I think my many years in London has taught me quite a lot about tiny spaces, marriage and adversity. This, I’m certain, makes me well qualified to take part in the space mission to Mars in 2018 or at least act as some sort of consultant.
American businessman Dennis Tito wants to recruit an older married couple on a 500-day trip to the planet, in what will be a privately funded space mission. But he has warned any potential applicants that the conditions will be spartan, cramped and tough.
The only company the couple will have is about 300 pounds of dehydrated food and each other.
I happen to know a thing or two about tight spaces. It’s hard to live in London without feeling eternally cramped. There’s the daily commute on the tube, where I have spent many journeys unable to even raise an arm to read my book because I am pinned to a person’s body or a pole. For my disbelieving American readers, this is not an exaggeration.
There there were the three years I spent in a one-bedroom flat, living with the English Husband and the newborn Chatterbox, who used to sleep in a crib next to our bed. She eventually got a bed of her own and could walk and talk. She was still sleeping next to us. It started to get kind of creepy.

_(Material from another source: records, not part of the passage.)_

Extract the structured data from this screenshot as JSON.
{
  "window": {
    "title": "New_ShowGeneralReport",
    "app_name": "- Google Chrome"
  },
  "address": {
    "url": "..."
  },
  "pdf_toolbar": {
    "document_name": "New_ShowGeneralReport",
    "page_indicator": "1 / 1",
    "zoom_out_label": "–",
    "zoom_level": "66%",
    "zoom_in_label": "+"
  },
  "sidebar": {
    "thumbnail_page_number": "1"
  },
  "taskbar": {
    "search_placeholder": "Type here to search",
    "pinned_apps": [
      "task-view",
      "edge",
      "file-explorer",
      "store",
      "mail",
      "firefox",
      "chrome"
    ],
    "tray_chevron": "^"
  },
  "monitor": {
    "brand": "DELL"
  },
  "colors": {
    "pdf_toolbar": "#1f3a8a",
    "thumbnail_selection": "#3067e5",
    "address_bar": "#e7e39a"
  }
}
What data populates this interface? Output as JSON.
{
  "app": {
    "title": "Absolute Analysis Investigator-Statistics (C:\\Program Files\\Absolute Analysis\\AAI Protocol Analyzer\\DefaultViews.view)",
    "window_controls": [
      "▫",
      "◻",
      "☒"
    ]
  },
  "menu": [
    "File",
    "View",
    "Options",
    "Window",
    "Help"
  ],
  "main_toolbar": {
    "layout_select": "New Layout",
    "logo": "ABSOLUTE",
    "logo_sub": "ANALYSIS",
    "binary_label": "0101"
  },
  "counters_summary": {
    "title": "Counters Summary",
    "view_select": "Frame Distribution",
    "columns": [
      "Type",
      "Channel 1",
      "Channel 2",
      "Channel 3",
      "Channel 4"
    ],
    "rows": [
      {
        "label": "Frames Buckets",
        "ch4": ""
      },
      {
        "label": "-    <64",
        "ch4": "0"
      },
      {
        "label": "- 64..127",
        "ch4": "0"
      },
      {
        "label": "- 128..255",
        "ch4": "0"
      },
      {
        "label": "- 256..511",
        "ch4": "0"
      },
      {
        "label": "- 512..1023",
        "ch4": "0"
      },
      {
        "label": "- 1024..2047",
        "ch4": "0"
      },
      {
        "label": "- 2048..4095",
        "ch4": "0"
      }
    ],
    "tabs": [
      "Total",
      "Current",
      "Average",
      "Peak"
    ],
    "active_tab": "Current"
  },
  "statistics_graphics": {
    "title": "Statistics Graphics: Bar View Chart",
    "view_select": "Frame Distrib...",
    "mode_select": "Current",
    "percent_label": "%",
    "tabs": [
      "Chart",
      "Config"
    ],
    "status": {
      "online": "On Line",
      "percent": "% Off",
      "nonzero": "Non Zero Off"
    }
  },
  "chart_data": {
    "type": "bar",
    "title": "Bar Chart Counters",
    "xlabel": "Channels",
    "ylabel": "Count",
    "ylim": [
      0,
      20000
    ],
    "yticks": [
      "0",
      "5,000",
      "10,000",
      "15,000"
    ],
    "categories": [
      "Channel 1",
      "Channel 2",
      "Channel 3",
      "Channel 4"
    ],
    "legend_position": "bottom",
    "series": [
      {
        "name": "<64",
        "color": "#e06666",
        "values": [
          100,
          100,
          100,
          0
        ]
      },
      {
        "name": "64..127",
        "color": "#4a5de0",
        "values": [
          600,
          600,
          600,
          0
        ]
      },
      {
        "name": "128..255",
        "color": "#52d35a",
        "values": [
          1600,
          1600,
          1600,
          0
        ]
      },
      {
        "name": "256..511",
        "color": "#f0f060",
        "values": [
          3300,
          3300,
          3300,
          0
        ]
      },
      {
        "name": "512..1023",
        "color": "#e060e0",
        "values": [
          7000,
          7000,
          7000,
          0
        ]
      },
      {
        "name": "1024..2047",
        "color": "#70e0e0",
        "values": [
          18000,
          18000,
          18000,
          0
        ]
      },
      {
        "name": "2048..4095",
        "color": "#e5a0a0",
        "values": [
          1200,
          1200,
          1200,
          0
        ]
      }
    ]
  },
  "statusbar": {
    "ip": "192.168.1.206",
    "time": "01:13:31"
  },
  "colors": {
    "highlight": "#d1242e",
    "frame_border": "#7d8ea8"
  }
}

When I was 7 months pregnant with our second child, we finally moved to a flat with two whole bedrooms. I’ve been living in something that size ever since. I’m hoping that one day I might move up to three actual bedrooms, but this seems an unattainable goal in London for people on average wages.
In the meantime, I’ve had plenty of time to reflect on size and get used to squeezing into boxes that also double as bedrooms, offices that effectively become closets and my indispensable coffee tables, which have served as my dining tables for many, many years.
So I have a word of advice for this unknown couple who would be foolish to undertake a solitary trip to space in a high-tech shoebox:
- Develop the ability to tune things out. If you can’t meditate, grab some ear plugs and use them whenever you sense a fight is in the zero-gravity air.
- Get separate beds or sleep in bunks. You will not survive 500 days sleeping next to this person. Don’t even think about it. It will save you endless intergalactic tossing and turning.
- Take in the view. What you will certainly have on your side is this amazing wide expanse of space. Drink it in. Imagine yourself out there when your partner starts to get on your nerves. Count yourself lucky that you aren’t staring into someone else’s bathroom window.
- Learn to let things go. No matter what you do, the capsule will always feel that little bit messy. Just go with it.
- Drink. If they aren’t planning to provide you with alcohol, insist on it. Use it as a form of tranquilizer.
- Listen to music through head phones. Only take them off at meal times or in a space emergency.
- Engage in conversation only when you have something pleasant to say. If you can’t think of anything nice to say, put the head phones back on and pretend you can’t hear.
- Get yourself ready for the space flight by standing in a tiny shower cubicle. Stand there for several hours, attempt to bend or shave your legs. I can lend you mine if you need it.
- Never show your
adversaryloved one any form of weakness. It will be used against you.
- If you don’t have small children, borrow some. Go to a hotel room for several days and don’t leave. If you can survive the ordeal, you are ready.